I appreciate that CA refrains from the unsustainable "pop-up clinic" model that many medical tourist companies adopt. Doing something like that would feel shallow and more harmful than helpful. The idea of training local medical providers and helping on a strategy/policy level puts me at ease and excites me.

And whoa! I know that many CA units are airborne, but did not know much about air assault. I've heard that Air Assault School is really tough to get through. You sound badass. I hope to have accomplished such things one day.

Thanks again for the response, Lee!
 
Aha, that makes sense that the CA physician role is variable and changes depending on need. I am strongly considering EM, IM, EM/IM combined, or FM at the moment so it'll most likely be primary care for me. I was considering getting an MPH as well, but was never sure what I'd use it on. Sounds like maybe an MPH could provide valuable knowledge or problem-solving frameworks for a CA physician role. Do the CA physicians working on public health stuff tend to have MPH's and/or board-certification in public health? Or can you learn enough on the job to be competent without an MPH?

I appreciate that CA refrains from the unsustainable "pop-up clinic" model that many medical tourist companies adopt. Doing something like that would feel shallow and more harmful than helpful. The idea of training local medical providers and helping on a strategy/policy level puts me at ease and excites me.

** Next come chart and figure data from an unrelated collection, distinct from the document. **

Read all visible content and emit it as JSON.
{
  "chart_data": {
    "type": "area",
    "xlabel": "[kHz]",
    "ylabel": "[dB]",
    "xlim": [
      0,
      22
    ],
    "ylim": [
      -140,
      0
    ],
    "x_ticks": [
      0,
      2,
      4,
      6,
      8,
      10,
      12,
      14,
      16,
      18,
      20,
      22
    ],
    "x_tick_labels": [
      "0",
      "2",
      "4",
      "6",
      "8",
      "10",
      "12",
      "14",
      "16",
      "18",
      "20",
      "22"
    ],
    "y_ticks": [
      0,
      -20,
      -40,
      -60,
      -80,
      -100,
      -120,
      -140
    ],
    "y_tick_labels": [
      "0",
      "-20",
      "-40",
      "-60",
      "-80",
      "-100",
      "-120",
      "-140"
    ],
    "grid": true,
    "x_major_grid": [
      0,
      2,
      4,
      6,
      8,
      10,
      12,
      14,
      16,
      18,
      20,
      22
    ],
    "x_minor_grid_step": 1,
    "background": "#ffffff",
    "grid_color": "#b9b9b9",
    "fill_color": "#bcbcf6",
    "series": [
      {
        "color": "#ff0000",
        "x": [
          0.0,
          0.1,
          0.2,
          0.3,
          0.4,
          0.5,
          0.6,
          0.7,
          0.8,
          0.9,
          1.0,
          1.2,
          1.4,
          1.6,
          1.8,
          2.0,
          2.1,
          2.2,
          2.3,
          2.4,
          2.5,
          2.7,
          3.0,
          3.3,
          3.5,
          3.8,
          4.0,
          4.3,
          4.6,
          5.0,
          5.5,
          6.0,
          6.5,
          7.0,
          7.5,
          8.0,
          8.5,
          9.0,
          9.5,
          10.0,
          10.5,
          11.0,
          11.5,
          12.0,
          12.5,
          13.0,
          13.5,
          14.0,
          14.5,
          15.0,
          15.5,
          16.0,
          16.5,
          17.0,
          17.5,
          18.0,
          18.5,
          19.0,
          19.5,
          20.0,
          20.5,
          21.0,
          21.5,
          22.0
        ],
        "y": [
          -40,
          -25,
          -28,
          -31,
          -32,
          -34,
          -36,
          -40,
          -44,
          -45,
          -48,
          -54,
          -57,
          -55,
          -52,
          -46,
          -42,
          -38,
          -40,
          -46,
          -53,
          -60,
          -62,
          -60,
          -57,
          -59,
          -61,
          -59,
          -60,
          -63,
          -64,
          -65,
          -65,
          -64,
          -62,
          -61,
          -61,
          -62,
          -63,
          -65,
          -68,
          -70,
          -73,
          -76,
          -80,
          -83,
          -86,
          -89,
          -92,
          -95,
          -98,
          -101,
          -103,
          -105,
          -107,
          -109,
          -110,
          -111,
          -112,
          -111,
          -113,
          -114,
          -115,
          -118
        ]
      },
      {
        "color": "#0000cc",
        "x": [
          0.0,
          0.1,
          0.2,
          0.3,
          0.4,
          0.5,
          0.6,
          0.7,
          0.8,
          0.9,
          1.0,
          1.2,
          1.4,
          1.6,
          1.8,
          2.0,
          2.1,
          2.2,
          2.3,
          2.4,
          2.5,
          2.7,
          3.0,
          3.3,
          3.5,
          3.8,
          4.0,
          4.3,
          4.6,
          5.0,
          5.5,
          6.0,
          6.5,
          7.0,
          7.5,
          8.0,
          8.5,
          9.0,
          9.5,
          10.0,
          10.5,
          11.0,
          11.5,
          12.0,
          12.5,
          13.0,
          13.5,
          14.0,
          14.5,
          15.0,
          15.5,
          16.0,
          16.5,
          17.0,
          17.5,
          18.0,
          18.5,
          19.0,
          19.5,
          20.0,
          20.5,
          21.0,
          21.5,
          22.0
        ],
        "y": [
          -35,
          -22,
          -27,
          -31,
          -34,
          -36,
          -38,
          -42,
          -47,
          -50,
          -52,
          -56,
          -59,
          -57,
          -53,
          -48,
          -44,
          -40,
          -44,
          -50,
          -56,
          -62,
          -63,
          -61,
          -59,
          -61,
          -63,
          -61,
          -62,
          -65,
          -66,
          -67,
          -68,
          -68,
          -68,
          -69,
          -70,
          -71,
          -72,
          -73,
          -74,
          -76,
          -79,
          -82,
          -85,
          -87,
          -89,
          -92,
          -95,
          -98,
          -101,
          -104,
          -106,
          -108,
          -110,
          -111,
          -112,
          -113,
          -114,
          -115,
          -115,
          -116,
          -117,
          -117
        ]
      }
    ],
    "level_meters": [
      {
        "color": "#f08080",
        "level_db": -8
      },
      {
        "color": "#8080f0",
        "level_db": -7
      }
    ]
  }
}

And whoa! I know that many CA units are airborne, but did not know much about air assault. I've heard that Air Assault School is really tough to get through. You sound badass. I hope to have accomplished such things one day.

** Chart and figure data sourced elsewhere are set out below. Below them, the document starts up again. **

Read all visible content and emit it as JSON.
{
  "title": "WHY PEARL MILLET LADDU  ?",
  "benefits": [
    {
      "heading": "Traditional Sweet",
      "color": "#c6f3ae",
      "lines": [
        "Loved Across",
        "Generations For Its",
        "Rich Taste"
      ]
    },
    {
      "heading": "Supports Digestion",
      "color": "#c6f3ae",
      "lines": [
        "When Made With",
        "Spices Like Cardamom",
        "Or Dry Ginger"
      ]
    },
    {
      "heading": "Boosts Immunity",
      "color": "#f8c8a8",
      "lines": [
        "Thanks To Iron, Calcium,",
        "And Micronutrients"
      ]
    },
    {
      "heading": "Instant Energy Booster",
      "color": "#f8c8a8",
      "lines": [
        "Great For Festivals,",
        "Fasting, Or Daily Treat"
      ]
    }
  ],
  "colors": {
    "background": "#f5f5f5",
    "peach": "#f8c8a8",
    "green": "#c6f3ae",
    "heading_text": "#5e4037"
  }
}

Thanks again for the response, Lee!
I don't have an MPH, but no question in my mind that it would be helpful if you're doing CA.

Feel free to PM me in the future about CA or other operational medicine questions... and I'm certainly not a badass, just lucky. 🙂
 
Good to see some conversation. I haven't encountered anyone on active duty that has done CA, but I am interested as well.
 
I didn't know civil affairs had medical officers. I never saw one, and I think I could recognize one. On second thought, I might have trouble telling the difference between the medical branches.
 
I didn't know civil affairs had medical officers. I never saw one, and I think I could recognize one. On second thought, I might have trouble telling the difference between the medical branches.

Active duty CA units have medical officers as well.